The FCC is looking into the matter in the U.S. However, officials would not comment. A source close to the situation said the commission originally didn't envisage the companies would react as they have. In Canada, regulators did not make dual-service receivers a requirement of the licences issued last year.

 

Sirius spokesman Jim Collins said the partnership between Sirius and XM was prompted solely by the FCC requirements. Otherwise, the companies would not have pursued the joint venture.

 

Both companies operate separate networks of distinctive channels and have been battling each other for market share in the U.S., where satellite radio launched five years ago, and in Canada, where it began in December.

 

“We basically worked on this as a result of the FCC asking us to do so. Would it have been something to approach had the FCC not required it? Most likely not,” Mr. Collins said. “There wouldn't have been any real impetus for it.”

 

Mr. Collins said there is no reason for Sirius to introduce the dual-service radios in Canada, a move that would likely shake up the business models of each company less than five months into their existence. Similarly, XM Canada said federal regulations do not require such competition and that it has no intention to pursue it.

 

“This idea has floated around for five years and neither company has any plans to implement interoperability and no timeline for doing so,” XM Canada said in an e-mail.

 

Observers have said the advent of such technology could pose a threat to both companies, forcing them to lower their prices or market their services more aggressively to retain customers.

 

However, Mr. Collins said the dual-service receivers may be costly to manufacture and the industry isn't convinced consumers will pay.

 

“If these things do in fact get built, there still is a question as to what the cost will be, which at this point we can't speculate,” Mr.

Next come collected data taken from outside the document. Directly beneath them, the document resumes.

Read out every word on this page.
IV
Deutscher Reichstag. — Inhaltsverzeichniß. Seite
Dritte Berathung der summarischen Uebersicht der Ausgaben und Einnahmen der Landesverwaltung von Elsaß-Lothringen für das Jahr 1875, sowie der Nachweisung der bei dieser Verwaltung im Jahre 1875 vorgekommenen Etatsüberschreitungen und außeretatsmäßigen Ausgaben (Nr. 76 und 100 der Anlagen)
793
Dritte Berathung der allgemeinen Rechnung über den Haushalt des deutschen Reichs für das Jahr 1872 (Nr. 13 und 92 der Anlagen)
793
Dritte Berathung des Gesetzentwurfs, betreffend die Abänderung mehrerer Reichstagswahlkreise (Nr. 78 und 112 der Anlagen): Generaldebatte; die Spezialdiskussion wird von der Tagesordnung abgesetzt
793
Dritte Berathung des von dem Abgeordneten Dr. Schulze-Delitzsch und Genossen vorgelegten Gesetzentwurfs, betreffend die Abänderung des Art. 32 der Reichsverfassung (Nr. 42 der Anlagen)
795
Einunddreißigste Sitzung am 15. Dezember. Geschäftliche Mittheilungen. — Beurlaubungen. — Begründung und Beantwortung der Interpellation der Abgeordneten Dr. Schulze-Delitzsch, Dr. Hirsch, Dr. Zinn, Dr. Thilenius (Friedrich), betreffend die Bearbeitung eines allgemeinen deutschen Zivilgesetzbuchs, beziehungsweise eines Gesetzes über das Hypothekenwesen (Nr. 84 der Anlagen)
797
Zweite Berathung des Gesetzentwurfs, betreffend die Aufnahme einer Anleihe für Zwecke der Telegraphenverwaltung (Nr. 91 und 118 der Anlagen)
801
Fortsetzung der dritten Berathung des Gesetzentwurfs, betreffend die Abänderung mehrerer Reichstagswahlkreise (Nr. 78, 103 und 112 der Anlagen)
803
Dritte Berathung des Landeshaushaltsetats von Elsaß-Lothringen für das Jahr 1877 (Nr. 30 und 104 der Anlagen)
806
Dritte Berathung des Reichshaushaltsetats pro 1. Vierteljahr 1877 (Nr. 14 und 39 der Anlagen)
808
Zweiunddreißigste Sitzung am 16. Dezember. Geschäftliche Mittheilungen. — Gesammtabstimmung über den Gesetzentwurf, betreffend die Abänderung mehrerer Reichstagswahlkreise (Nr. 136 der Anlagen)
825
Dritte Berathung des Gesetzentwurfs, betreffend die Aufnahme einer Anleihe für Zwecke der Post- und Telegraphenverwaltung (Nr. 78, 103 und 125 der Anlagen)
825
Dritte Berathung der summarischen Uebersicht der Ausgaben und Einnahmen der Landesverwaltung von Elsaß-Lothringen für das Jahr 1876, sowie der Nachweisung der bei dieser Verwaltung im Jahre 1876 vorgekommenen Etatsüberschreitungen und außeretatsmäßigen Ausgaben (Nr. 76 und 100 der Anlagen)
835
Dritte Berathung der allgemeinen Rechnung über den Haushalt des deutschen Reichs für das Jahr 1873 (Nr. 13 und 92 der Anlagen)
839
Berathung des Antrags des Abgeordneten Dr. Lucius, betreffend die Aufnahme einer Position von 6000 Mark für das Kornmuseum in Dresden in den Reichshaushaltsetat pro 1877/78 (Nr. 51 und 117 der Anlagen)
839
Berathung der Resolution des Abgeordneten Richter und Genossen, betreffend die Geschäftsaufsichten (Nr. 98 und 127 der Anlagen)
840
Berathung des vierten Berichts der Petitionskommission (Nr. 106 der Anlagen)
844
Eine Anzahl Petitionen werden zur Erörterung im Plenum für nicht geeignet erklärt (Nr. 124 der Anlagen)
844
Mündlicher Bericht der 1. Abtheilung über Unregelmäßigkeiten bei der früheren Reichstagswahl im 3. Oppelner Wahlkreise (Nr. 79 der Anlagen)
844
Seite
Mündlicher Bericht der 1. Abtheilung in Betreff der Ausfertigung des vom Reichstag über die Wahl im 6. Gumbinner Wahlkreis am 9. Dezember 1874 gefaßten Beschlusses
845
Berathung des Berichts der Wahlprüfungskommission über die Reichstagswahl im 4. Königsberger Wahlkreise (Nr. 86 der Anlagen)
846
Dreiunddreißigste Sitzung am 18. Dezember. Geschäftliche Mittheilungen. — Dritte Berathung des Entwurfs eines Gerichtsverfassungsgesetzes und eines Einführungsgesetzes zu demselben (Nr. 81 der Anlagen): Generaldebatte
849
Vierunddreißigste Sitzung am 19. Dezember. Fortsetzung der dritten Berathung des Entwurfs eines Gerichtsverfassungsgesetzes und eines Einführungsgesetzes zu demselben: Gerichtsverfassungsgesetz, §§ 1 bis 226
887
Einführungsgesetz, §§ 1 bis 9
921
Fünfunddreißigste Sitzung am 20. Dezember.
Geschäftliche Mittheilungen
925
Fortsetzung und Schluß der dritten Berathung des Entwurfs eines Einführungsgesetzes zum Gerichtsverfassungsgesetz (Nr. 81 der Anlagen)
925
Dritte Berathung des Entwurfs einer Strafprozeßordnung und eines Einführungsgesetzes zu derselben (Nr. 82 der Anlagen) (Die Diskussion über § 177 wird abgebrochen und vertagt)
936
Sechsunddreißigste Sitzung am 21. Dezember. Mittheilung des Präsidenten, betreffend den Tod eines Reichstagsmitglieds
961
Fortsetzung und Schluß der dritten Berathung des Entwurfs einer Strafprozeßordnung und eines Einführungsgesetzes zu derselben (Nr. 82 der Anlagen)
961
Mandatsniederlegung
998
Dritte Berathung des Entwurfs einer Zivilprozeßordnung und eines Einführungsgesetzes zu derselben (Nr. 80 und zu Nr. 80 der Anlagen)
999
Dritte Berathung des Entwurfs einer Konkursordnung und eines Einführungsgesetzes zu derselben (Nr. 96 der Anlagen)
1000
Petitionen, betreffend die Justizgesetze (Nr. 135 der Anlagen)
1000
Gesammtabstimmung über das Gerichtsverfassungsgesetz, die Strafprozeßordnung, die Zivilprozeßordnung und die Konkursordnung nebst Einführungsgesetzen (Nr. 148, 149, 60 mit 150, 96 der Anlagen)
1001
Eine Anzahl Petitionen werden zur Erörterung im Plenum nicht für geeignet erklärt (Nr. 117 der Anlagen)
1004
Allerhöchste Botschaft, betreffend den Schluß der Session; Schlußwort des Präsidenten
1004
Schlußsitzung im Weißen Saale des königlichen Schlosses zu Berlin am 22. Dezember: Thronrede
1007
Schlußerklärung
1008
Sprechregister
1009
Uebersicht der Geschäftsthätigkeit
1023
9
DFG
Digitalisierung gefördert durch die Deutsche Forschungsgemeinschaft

Collins said. “There was no timeline set [by the FCC to develop the radios] other than the fact they wanted both companies to make a concerted effort.”

 

The FCC has opened a proceeding into the matter. Mr. Feld said the decision shouldn't be left up to the companies.

 

“The argument that the companies are putting forward — that all they have to do is design the radios, they don't have to make them — is nonsense,” Mr. Feld said. “It clearly undermines the commission's intent when it granted the licence.”